# What is the mass, in grams, of a single iridium atom (m_Ir = "192.22 u")?

Feb 16, 2016

$3.1920 \cdot {10}^{- 22} \text{g}$

#### Explanation:

The idea here is that you need to use the definition of the unified atomic mass unit, $\text{u}$, to determine the mass of an iridium atom in grams.

The unified atomic mass unit is defined as $\frac{1}{12}$ of the mass of a neutral unbound atom of carbon-12 and is equivalent to ${\text{1 g mol}}^{- 1}$.

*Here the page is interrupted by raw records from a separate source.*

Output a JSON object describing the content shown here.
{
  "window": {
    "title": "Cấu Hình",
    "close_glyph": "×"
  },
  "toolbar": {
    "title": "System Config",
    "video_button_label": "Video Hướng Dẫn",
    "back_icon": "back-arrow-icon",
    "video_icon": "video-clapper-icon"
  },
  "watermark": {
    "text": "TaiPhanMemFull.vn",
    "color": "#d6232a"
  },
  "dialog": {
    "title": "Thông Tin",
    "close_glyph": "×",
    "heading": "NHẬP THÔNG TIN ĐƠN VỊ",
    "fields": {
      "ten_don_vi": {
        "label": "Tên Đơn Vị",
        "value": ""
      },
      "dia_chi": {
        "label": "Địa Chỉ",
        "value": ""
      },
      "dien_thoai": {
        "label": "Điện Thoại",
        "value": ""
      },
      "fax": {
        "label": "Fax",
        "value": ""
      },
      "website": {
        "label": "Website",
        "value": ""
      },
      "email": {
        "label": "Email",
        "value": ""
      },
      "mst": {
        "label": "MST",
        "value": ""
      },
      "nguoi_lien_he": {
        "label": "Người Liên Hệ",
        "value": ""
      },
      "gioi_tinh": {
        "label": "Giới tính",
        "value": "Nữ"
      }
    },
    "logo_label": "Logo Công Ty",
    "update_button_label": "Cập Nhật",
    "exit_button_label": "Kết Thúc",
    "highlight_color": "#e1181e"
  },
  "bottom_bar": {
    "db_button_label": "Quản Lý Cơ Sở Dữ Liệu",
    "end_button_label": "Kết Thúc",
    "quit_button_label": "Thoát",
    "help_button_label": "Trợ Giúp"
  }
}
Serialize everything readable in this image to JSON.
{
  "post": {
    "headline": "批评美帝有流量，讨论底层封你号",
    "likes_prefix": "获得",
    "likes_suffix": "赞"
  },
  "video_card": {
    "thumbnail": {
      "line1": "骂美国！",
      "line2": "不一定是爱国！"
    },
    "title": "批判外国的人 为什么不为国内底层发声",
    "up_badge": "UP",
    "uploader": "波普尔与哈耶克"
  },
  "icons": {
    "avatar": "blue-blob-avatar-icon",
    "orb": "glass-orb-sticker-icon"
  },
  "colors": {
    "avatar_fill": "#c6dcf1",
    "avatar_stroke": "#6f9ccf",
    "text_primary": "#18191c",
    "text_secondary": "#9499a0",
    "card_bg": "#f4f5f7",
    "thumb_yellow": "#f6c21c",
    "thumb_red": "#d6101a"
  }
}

I will not go into the derivation here, but try to remember that the conversion factor that takes you from unified atomic mass units to grams per mole looks like this

${\text{1 u" = "1 g mol}}^{- 1}$

In your case, the mass of a single iridium atom is said to be equal to $\text{192.22 u}$. This means that the molar mass of iridium will be equal to

192.22 color(red)(cancel(color(black)("u"))) * "1 g mol"^(-1)/(1color(red)(cancel(color(black)("u")))) = "192.22 g mol"^(-1)

Finally, use Avogadro's number to help you convert between the mass of one mole of iridium atoms and the mass of a single iridium atom.

"192.22 g"color(red)(cancel(color(black)("mol"^(-1)))) * overbrace((1color(red)(cancel(color(black)("mol"))))/(6.022 * 10^(23)"atoms"))^(color(brown)("Avogadro's number")) = color(green)(3.1920 * 10^(-22)"g")

The answer is rounded to five sig figs.